Sales proposals are a key milestone in the sales cycle and represent a turning point for new business success. Effective sales proposals are short, to the point, and sent as quickly as possible following the request or acceptance of a written summary for the proposed deal. Yet even though proposals should be kept as short as possible while addressing key concerns, there are many areas where sales people could be making mistakes that prevent sales proposals from converting into new business. The following four areas, where sales proposal issues are commonly introduced, can be easily corrected once the problem is identified.
Sales Proposals Are Not Being Timed Well
Very often, the sales pipeline and not customer need will dictate when a proposal is created. If sales proposals are occurring too early or too late in the pipeline, new business conversion rates may be reduced. This can happen either because the sales pipeline is measuring metrics that are out of sync with prospect timelines or because the sales person is mistiming the sales cycle. Be sure that all of your sales reps are timing the introduction of sales proposals appropriately by regularly examining the timing of their proposals in the pipeline and their results.
Sales Proposals Lack Necessary Elements
Sales proposals should always outline for the prospect exactly what to expect. This includes timeline to installation or deployment, up-front and operational costs, and crucially, financial data on the benefits. Although it can be tempting to reduce the proposed costs by incorporating long timeframes or hypothetical scenarios that are not likely to occur, sales reps should work to build sales proposals that have clear and concise data that is realistic. If the necessary cost elements are lacking from sales proposals, fewer prospects will be willing to make the commitment.

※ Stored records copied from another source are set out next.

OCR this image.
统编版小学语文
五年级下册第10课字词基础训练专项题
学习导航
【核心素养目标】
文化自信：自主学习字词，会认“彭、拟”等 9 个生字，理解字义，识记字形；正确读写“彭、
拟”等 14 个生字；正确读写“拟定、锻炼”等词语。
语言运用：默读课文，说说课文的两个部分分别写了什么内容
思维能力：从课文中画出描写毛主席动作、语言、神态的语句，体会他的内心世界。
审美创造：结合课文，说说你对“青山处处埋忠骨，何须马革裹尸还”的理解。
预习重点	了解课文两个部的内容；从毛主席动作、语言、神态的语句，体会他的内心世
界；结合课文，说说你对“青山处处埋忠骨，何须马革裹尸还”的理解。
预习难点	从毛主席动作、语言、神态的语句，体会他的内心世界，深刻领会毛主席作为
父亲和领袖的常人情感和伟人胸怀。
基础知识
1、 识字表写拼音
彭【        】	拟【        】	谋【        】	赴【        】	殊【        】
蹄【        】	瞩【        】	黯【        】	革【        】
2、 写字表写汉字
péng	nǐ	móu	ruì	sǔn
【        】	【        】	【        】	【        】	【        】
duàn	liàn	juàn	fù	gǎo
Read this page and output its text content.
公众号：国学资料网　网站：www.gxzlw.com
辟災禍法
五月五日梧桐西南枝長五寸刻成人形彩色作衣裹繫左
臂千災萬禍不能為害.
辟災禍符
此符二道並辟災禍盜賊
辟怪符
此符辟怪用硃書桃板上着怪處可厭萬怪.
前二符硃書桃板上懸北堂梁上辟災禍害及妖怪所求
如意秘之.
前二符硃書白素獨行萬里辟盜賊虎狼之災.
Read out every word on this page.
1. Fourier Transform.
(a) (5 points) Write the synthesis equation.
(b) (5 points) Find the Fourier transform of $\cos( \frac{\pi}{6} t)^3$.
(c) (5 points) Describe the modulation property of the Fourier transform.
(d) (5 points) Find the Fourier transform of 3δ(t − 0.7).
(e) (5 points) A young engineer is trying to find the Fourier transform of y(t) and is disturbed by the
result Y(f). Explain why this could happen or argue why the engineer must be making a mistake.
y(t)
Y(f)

At the same time, sales proposals should be persuasive throughout; a proposal is never simply an outline of costs and profits. Make sure that your sales reps have templates and examples of successful persuasion techniques and language, and that these are incorporated into all sales proposals that leave the sales department.
Sales Proposals Should Be Incorporating Deeper Research
All sales proposals must be personalized to the prospect to be effective. Though a template can be used to begin constructing sales proposals, sales reps should be knowledgeable on how to meaningfully incorporate prospect and industry data into each sales proposal to make the best possible impression to influence acceptance. Questions that all sales proposals should answer for the prospect include:
- What are the exact business problems that the sales proposal will address, and how?
- How should the success of the solution be evaluated?
- What are the baseline expectations and future projections for performance?
The best sales people answer these questions by looking at the available data and asking for the prospect's input, a combination approach that invariably results in more sales.
Sales Proposals Require Greater Follow Up
The tendency that some sales reps have to wait too long to begin sales proposal follow up can derail the sales effort. Although prospects do need time to understand and act on the information that sales proposals contain, sales reps can – and should – be part of the understanding process. Encourage your sales reps to follow up within a short window of time after sending a sales proposal to ensure that the proposal was received and make themselves available to answer questions.
A prospect who has made it to the proposal stage should also be made to feel appreciated, and a letter for thanking the prospect for their interest and consideration is not out of place. The choice of sending a follow up letter by e-mail or by regular mail should be made based on how traditional the company's sales cycle is and how quickly the buying process is expected to conclude.